Phoenix communities won a major lawsuit in August against the FAA for changing flight paths without notifying residents. (Nicholas Serpa/DD)

The Federal Aviation Administration and the city of Phoenix reached an agreement Thursday to roll back controversial flight paths which took Sky Harbor flights directly over several historic downtown neighborhoods.

The memorandum, an agreement between the FAA, city officials and representatives from several neighborhood associations, would be implemented in two steps, officials said.

Step One: Create temporary western departure procedures which resemble those made before September 18, 2014. These flight plans will be developed manually by traffic controllers at the Phoenix airport, with community feedback required to implement them.

Step Two: Replace the flight paths designed in step one with a permanent new set of flight paths drawn using satellite-based data. The FAA will come back to the downtown Phoenix community for feedback on the permanent flight plans as well.

The tentative agreement is not final, and must be approved by a court before any actions can be taken. Barring any issues in the courtroom, the new flight plans are expected to be implemented in April, according to a release by the Story Preservation Association.

“The historic neighborhoods support this agreement as the best available means for returning the western departure flight paths to their historic routes as expeditiously as possible,” a press release on the memorandum said.

This move brings an end to more than three years of conflict between residents and the FAA.

On Sept. 18, 2014, federal regulators instituted new flight paths out of Sky Harbor International Airport that passed directly over the top of Grand Avenue and several residential neighborhoods.
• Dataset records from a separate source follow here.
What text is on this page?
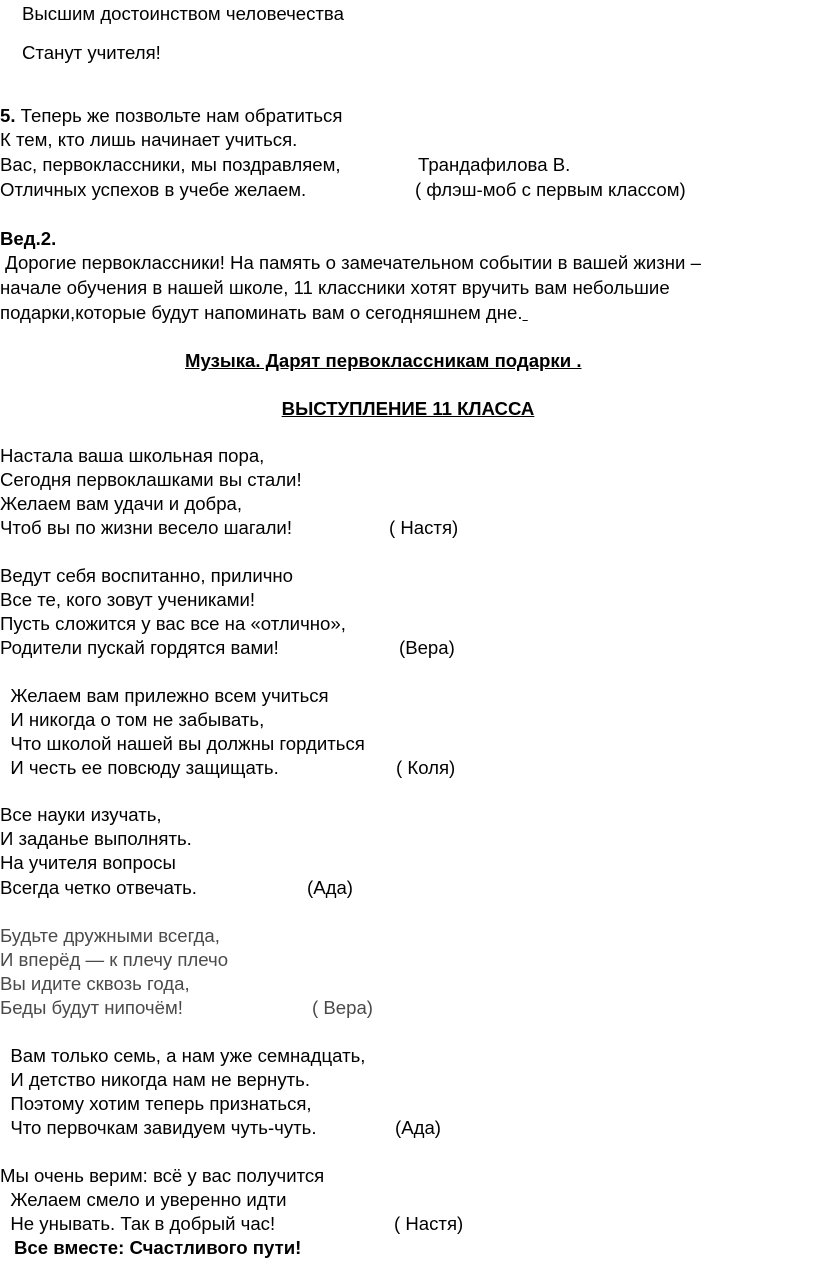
Высшим достоинством человечества
Станут учителя!
5. Теперь же позвольте нам обратиться
К тем, кто лишь начинает учиться.
Вас, первоклассники, мы поздравляем,	Трандафилова В.
Отличных успехов в учебе желаем.	( флэш-моб с первым классом)
Вед.2.
Дорогие первоклассники! На память о замечательном событии в вашей жизни –
начале обучения в нашей школе, 11 классники хотят вручить вам небольшие
подарки,которые будут напоминать вам о сегодняшнем дне.
Музыка. Дарят первоклассникам подарки .
ВЫСТУПЛЕНИЕ 11 КЛАССА
Настала ваша школьная пора,
Сегодня первоклашками вы стали!
Желаем вам удачи и добра,
Чтоб вы по жизни весело шагали!	( Настя)
Ведут себя воспитанно, прилично
Все те, кого зовут учениками!
Пусть сложится у вас все на «отлично»,
Родители пускай гордятся вами!	(Вера)
Желаем вам прилежно всем учиться
И никогда о том не забывать,
Что школой нашей вы должны гордиться
И честь ее повсюду защищать.	( Коля)
Все науки изучать,
И заданье выполнять.
На учителя вопросы
Всегда четко отвечать.	(Ада)
Будьте дружными всегда,
И вперёд — к плечу плечо
Вы идите сквозь года,
Беды будут нипочём!	( Вера)
Вам только семь, а нам уже семнадцать,
И детство никогда нам не вернуть.
Поэтому хотим теперь признаться,
Что первочкам завидуем чуть-чуть.	(Ада)
Мы очень верим: всё у вас получится
Желаем смело и уверенно идти
Не унывать. Так в добрый час!	( Настя)
Все вместе: Счастливого пути!
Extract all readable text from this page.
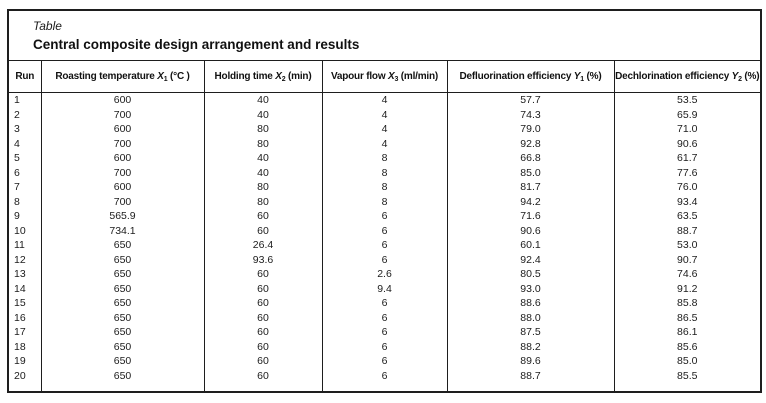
Table
Central composite design arrangement and results
Run	Roasting temperature $X_1$ (°C )	Holding time $X_2$ (min)	Vapour flow $X_3$ (ml/min)	Defluorination efficiency $Y_1$ (%)	Dechlorination efficiency $Y_2$ (%)
1	600	40	4	57.7	53.5
2	700	40	4	74.3	65.9
3	600	80	4	79.0	71.0
4	700	80	4	92.8	90.6
5	600	40	8	66.8	61.7
6	700	40	8	85.0	77.6
7	600	80	8	81.7	76.0
8	700	80	8	94.2	93.4
9	565.9	60	6	71.6	63.5
10	734.1	60	6	90.6	88.7
11	650	26.4	6	60.1	53.0
12	650	93.6	6	92.4	90.7
13	650	60	2.6	80.5	74.6
14	650	60	9.4	93.0	91.2
15	650	60	6	88.6	85.8
16	650	60	6	88.0	86.5
17	650	60	6	87.5	86.1
18	650	60	6	88.2	85.6
19	650	60	6	89.6	85.0
20	650	60	6	88.7	85.5
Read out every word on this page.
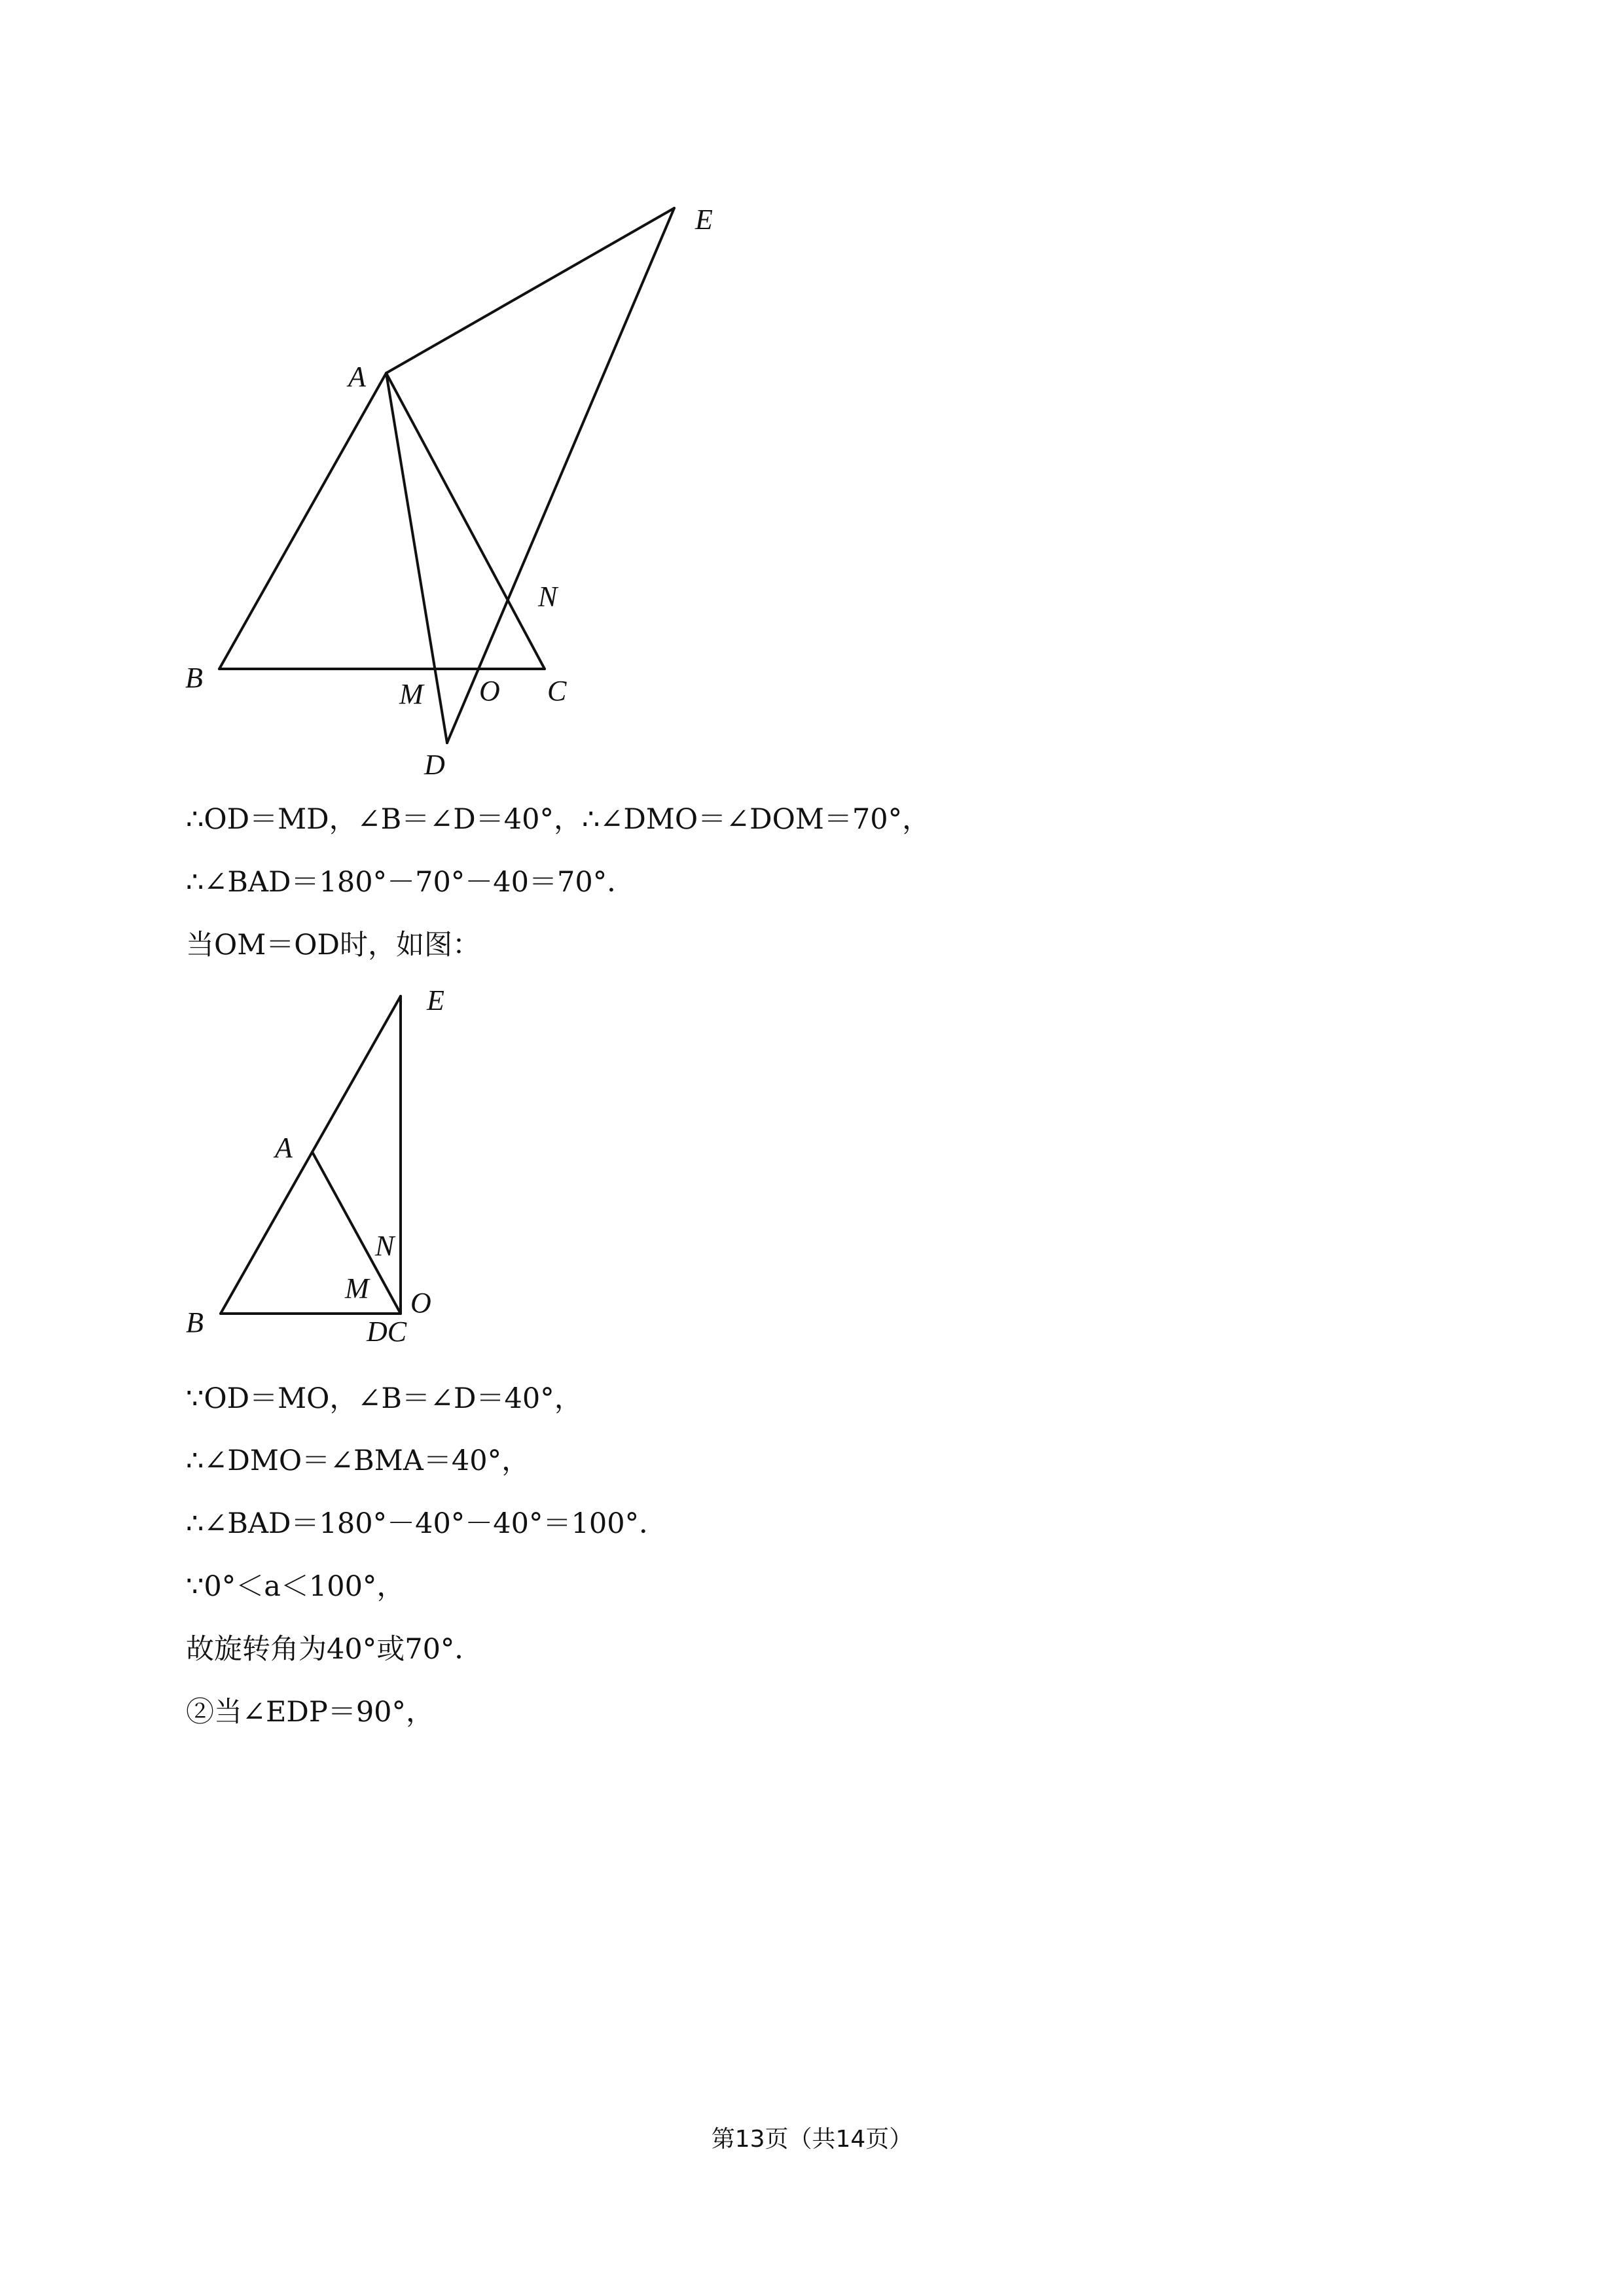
E
A
N
B
M O C
D

∴OD＝MD，∠B＝∠D＝40°，∴∠DMO＝∠DOM＝70°，

∴∠BAD＝180°－70°－40＝70°．

当OM＝OD时，如图：

E
A
N
M O
B	DC

∵OD＝MO，∠B＝∠D＝40°，

∴∠DMO＝∠BMA＝40°，

∴∠BAD＝180°－40°－40°＝100°．

∵0°＜a＜100°，

故旋转角为40°或70°．

②当∠EDP＝90°，

第13页（共14页）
“There was zero warning,” Steve Dreiseszun said in a previous Downtown Devil article. Dreiseszun is a longtime resident of the FQ Story neighborhood, and one of the steering committee members for the Story Preservation Association. “It happened literally overnight.”

The change had a noticeable impact on residents. In 2015, noise monitors were installed along the flight path to measure the effect the change had on the surrounding area. After analyzing the data collected from the monitors, city officials discovered the noise affected residents’ ability to be heard while talking.

“What we really determined, which was really important to us, is that these flights are actually interfering with speech and are certainly above the background noise level,” Deputy Aviation Director Chad Makovsky said at a Transportation and Infrastructure Subcommittee meeting in April, 2015.

Two lawsuits were brought against the FAA, one from the city and one from the neighborhoods, accusing the federal agency of failing to discuss the plans with any city official with the authority to authorize the change and failing to properly inform the community of them

When the U.S. Circuit Court of Appeals ruled in August 2017 the flight paths would have to be reversed, activists were pleased.

“The FAA did not share its environmental conclusions with airport management until the day before the routes were to go into effect,” the majority opinion released by the court said. “Management asked the FAA to delay implementation so the public could be informed. The FAA refused.”

The six month delay between the ruling and implementation is a necessary one to protect fliers, said officials with the city of Phoenix in a statement.

“The FAA has said an outright canceling of the September 2014 procedures would increase airport delays and compromise safety,” the statement said. “As a result, all sides negotiated a plan that would mitigate noise, without the above concerns.”

Contact the reporter at ckmccror@asu.edu.

Correction: December 2, 2017

An earlier version of this story stated the U.S. Circuit Court of Appeals ruled on the lawsuit in August. The Court actually granted the FAA an extension to deal with their ruling in August. They decided the case in August. The story has been updated to reflect this.